The Developmental Origins of Health and Disease
The Developmental Origins of Health and Disease (DOHaD) theory is a multidisciplinary field of medical research that explores how environmental factors and genetics interact to affect health later in life:
DOHaD suggests that exposures to environmental factors during early life, particularly in the womb, can increase the risk of disease later in life. These risks can sometimes be passed on to future generations.
Factors
Environmental factors that may contribute to disease risk include:
Nutrition
Stress
Environmental pollutants
Environmental chemicals
Infections
The microbiome
Drugs
Diseases
Some diseases and conditions that may be linked to early life exposures include:
Obesity
Type 2 diabetes
Insulin resistance
Asthma
Cardiovascular diseases
Behavioral disorders
Neurodegenerative diseases
Reproductive disorders
Some cancers
Research on ME/CFS and Long Covid needs to start much earlier in the life of the affected person.
Our research looks at both male and female preconceptual and pregnancy exposures. We have found a notable increase in ME/CFS in the children of male Vietnam veterans which we believe is caused by the epigenetic effects of dioxin on sperm resulting in a deficient immune system in the veterans’ children.
Our organization sponsors the National Birth Defect Registry http://www.birth defects.org , a comprehensive online data collection project. Since we have already found an increase in cases of ME/CFS, we would like to see more cases followed through to possible developmental origins.

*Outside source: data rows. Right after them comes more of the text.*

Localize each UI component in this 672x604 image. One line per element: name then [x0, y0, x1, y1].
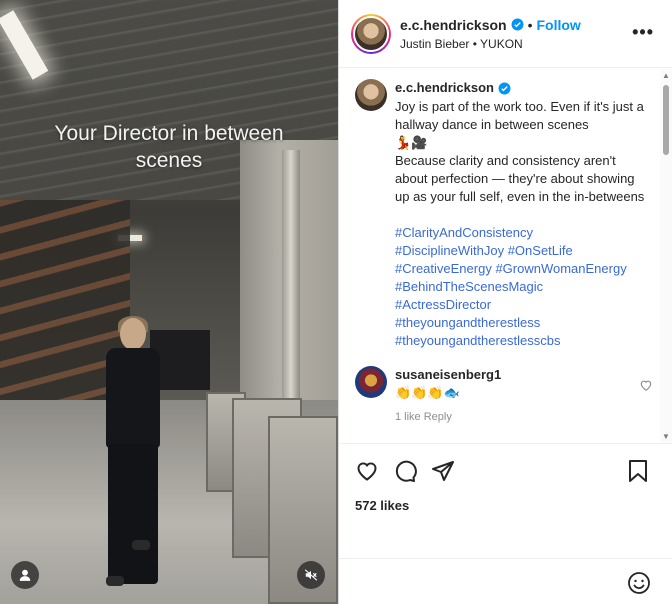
caption-text-line1: Joy is part of the work too. Even if it'…	[395, 99, 644, 132]
video-overlay-text: Your Director in between scenes	[54, 122, 284, 172]
mute-button[interactable]	[297, 561, 325, 589]
hashtag-link[interactable]: #DisciplineWithJoy #OnSetLife	[395, 242, 651, 260]
add-comment-bar[interactable]	[339, 558, 672, 604]
avatar[interactable]	[355, 366, 387, 398]
author-avatar-story-ring[interactable]	[351, 13, 391, 54]
muted-speaker-icon	[304, 569, 318, 581]
separator-dot: •	[527, 16, 533, 33]
hashtag-link[interactable]: #CreativeEnergy #GrownWomanEnergy	[395, 260, 651, 278]
video-frame-pipe	[282, 150, 300, 410]
hashtag-link[interactable]: #ClarityAndConsistency	[395, 224, 651, 242]
more-options-button[interactable]: •••	[632, 22, 654, 43]
hashtag-link[interactable]: #ActressDirector	[395, 296, 651, 314]
likes-count[interactable]: 572 likes	[355, 498, 657, 513]
post-actions: 572 likes	[339, 443, 672, 563]
person-icon	[19, 569, 31, 581]
heart-icon	[357, 462, 377, 481]
comment-text: 👏👏👏🐟	[395, 385, 460, 400]
post-dialog: Your Director in between scenes e.c.hend…	[0, 0, 672, 604]
caption: e.c.hendrickson Joy is part of the work …	[339, 69, 661, 350]
hashtag-link[interactable]: #theyoungandtherestless	[395, 314, 651, 332]
scroll-down-arrow-icon[interactable]: ▼	[662, 432, 670, 441]
hashtag-link[interactable]: #theyoungandtherestlesscbs	[395, 332, 651, 350]
scrollbar-thumb[interactable]	[663, 85, 669, 155]
video-player[interactable]: Your Director in between scenes	[0, 0, 338, 604]
scroll-up-arrow-icon[interactable]: ▲	[662, 71, 670, 80]
comment-meta[interactable]: 1 like Reply	[395, 408, 501, 426]
bookmark-icon	[629, 460, 647, 482]
like-comment-heart-icon[interactable]	[639, 378, 653, 392]
follow-button[interactable]: Follow	[537, 17, 581, 33]
avatar[interactable]	[355, 79, 387, 111]
post-details-panel: e.c.hendrickson • Follow Justin Bieber •…	[338, 0, 672, 604]
video-frame-person	[98, 316, 168, 598]
emoji-smile-icon[interactable]	[627, 571, 651, 595]
author-username[interactable]: e.c.hendrickson	[400, 17, 507, 33]
caption-text-line2: Because clarity and consistency aren't a…	[395, 153, 645, 204]
caption-emoji: 💃🎥	[395, 135, 428, 150]
caption-username[interactable]: e.c.hendrickson	[395, 79, 494, 97]
share-button[interactable]	[431, 459, 455, 483]
save-button[interactable]	[627, 459, 649, 483]
verified-badge-icon	[498, 82, 511, 94]
audio-info-link[interactable]: Justin Bieber • YUKON	[400, 37, 581, 51]
comment-button[interactable]	[393, 459, 417, 483]
comment-item: susaneisenberg1 👏👏👏🐟 1 like Reply	[339, 350, 661, 426]
verified-badge-icon	[511, 18, 524, 31]
like-button[interactable]	[355, 459, 379, 483]
tagged-people-button[interactable]	[11, 561, 39, 589]
comments-scrollbar[interactable]: ▲ ▼	[660, 69, 672, 443]
comment-username[interactable]: susaneisenberg1	[395, 366, 501, 384]
avatar	[353, 15, 389, 52]
post-header: e.c.hendrickson • Follow Justin Bieber •…	[339, 0, 672, 68]
speech-bubble-icon	[395, 460, 417, 482]
paper-plane-icon	[432, 461, 454, 481]
comments-list[interactable]: e.c.hendrickson Joy is part of the work …	[339, 69, 661, 443]
hashtag-link[interactable]: #BehindTheScenesMagic	[395, 278, 651, 296]
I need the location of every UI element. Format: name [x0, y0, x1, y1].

As the new year begins and you are hoping for long awaited help to emerge from research, read the story of a 12 year old boy who developed Long Covid in 2022.
It is easy reading even if you are “brain fogged”.
https://www.who.int/europe/news-room/feature-stories/item/unable-to-walk-and-housebound-at-the-age-of-12—the-extreme-consequences-of-long-covid
The Omicron variety is the same Covid that I got in 2022 and the symptoms from this are much more severe and life-threatening that the ME/CFS I have had since 1984.
I now have A-fib, high blood pressure, increased hearing loss, dizziness, constant back pain and can barely walk.
I am tired of researchers constantly re-inventing the wheel to keep the funding flowing.
According to an article in a major newspaper, one in four people who had Omicron in 2022 now have Long Covid.
Do the politicians in either party understand the cost of this to our healthcare system, our country, our future? Do they even give it a thought?